At 04:19 PM 3/5/2012, MIKE OSSIPOFF wrote:

Kevin:

You wrote:

Did they use a special term for this property?

We used to have an FBC page on Wikipedia, based on content from Russ' site I believe, but eventually this
was removed

[endquote]

Yes, that's why I don't have much use for electowiki. Something that I put up can later be modified or deleted
by anyone.

You continued:


 since the notability is unclear.

[endquote]


What is notability?

Mike Ossipoff

Okay, that is a Wikipedia arcanity. The simple meaning is that the concept or idea or subject is "notable," i.e, significant. Wikipedis settled on an idea that independent publication by a publisher with a reputation -- or profit -- at risk, was a sign of "notability." I followed those discussions, which were started by a probable sockpuppet called Yellowbeard.
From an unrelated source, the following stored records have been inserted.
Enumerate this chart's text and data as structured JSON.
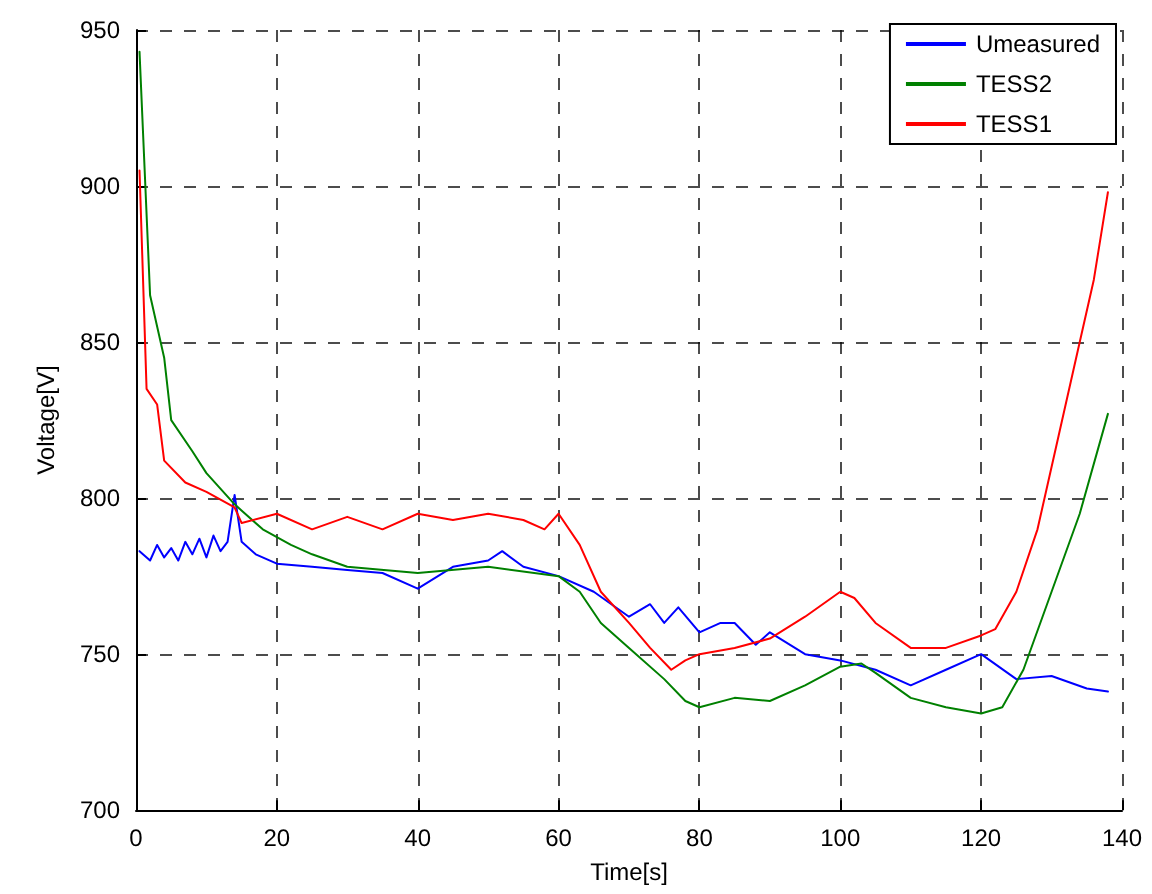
{
  "chart_data": {
    "type": "line",
    "xlabel": "Time[s]",
    "ylabel": "Voltage[V]",
    "xlim": [
      0,
      140
    ],
    "xticks": [
      0,
      20,
      40,
      60,
      80,
      100,
      120,
      140
    ],
    "ylim": [
      700,
      950
    ],
    "yticks": [
      700,
      750,
      800,
      850,
      900,
      950
    ],
    "grid": true,
    "legend": "top right",
    "marker": "none",
    "line_style": "solid",
    "series": [
      {
        "name": "Umeasured",
        "color": "#0000ff",
        "x": [
          0.5,
          2,
          3,
          4,
          5,
          6,
          7,
          8,
          9,
          10,
          11,
          12,
          13,
          14,
          15,
          17,
          20,
          25,
          30,
          35,
          40,
          45,
          50,
          52,
          55,
          60,
          65,
          70,
          73,
          75,
          77,
          80,
          83,
          85,
          88,
          90,
          95,
          100,
          105,
          110,
          115,
          120,
          125,
          130,
          135,
          138
        ],
        "values": [
          783,
          780,
          785,
          781,
          784,
          780,
          786,
          782,
          787,
          781,
          788,
          783,
          786,
          801,
          786,
          782,
          779,
          778,
          777,
          776,
          771,
          778,
          780,
          783,
          778,
          775,
          770,
          762,
          766,
          760,
          765,
          757,
          760,
          760,
          753,
          757,
          750,
          748,
          745,
          740,
          745,
          750,
          742,
          743,
          739,
          738
        ]
      },
      {
        "name": "TESS2",
        "color": "#008000",
        "x": [
          0.5,
          2,
          4,
          5,
          8,
          10,
          14,
          18,
          22,
          25,
          30,
          40,
          50,
          60,
          63,
          66,
          70,
          75,
          78,
          80,
          85,
          90,
          95,
          100,
          103,
          105,
          110,
          115,
          120,
          123,
          126,
          130,
          134,
          138
        ],
        "values": [
          943,
          865,
          845,
          825,
          815,
          808,
          798,
          790,
          785,
          782,
          778,
          776,
          778,
          775,
          770,
          760,
          752,
          742,
          735,
          733,
          736,
          735,
          740,
          746,
          747,
          744,
          736,
          733,
          731,
          733,
          745,
          770,
          795,
          827
        ]
      },
      {
        "name": "TESS1",
        "color": "#ff0000",
        "x": [
          0.5,
          1.5,
          3,
          4,
          7,
          10,
          14,
          15,
          20,
          25,
          30,
          35,
          40,
          45,
          50,
          55,
          58,
          60,
          63,
          66,
          70,
          73,
          76,
          78,
          80,
          85,
          90,
          95,
          100,
          102,
          105,
          110,
          115,
          120,
          122,
          125,
          128,
          131,
          134,
          136,
          138
        ],
        "values": [
          905,
          835,
          830,
          812,
          805,
          802,
          797,
          792,
          795,
          790,
          794,
          790,
          795,
          793,
          795,
          793,
          790,
          795,
          785,
          770,
          760,
          752,
          745,
          748,
          750,
          752,
          755,
          762,
          770,
          768,
          760,
          752,
          752,
          756,
          758,
          770,
          790,
          820,
          850,
          870,
          898
        ]
      }
    ]
  }
}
The guy managed to take out a whole series of voting systems articles. He was obviously as supporter of IRV, this was a single-purpose account used to attack articles on anything that might compete with IRV or make it look bad.

In the discussion of FBC, you were mentioned. I think that the fact that there was no source considered "reliable" covering FBC was the critical factor. Yellowbeard was successful with other articles where there was much more in reliable source. He was eventually blocked when he went a bit to far attacking me.

He had, first edits, nominated a method proposed by Clay Shentrup, which was really a joke article Clay had written, about an invention of his own, mispelling his own name. Look for Contributions for Yellowbeard, it will be one of the first. But this is one of the facts that showed me what he was up to. He also went after the Center for Range Voting, Warren Smith, etc. Once he was identified and his nominations for deletion were being seen and there was response, he became much less effective. But sometimes there was no helping it. As I recall, there simply wasn't enough reliable source on FBC.

Remember, this has nothing to do with truth. It does have to do with notability and verifiability, and Wikipedia verification doesn't meant that if you do the math, you can verify it. It means that it's been noticed and covered in reliable source, doing Original Research or Synthesis is prohibited.

In theory. If it's what the cabal wants, you can do anything you like.

Yes, Mike, wikis are quite unreliable, but if they are being maintained by a decent community, they can be decent. In a community using what's called Pure Wiki Deletion, the material is *all* there, except for truly illegal content. On Wikipedia, when they "delete" articles, they are still there and can be read by any administrator. If PWD is being used, anyone can read the history, pages would only be blanked, again, except for illegal content, such as true copyright violation or libel, something that would get the site owner in hot water.

Yes, anyone can change the active page, but you can externally link to a page in history, a permanent link to that version.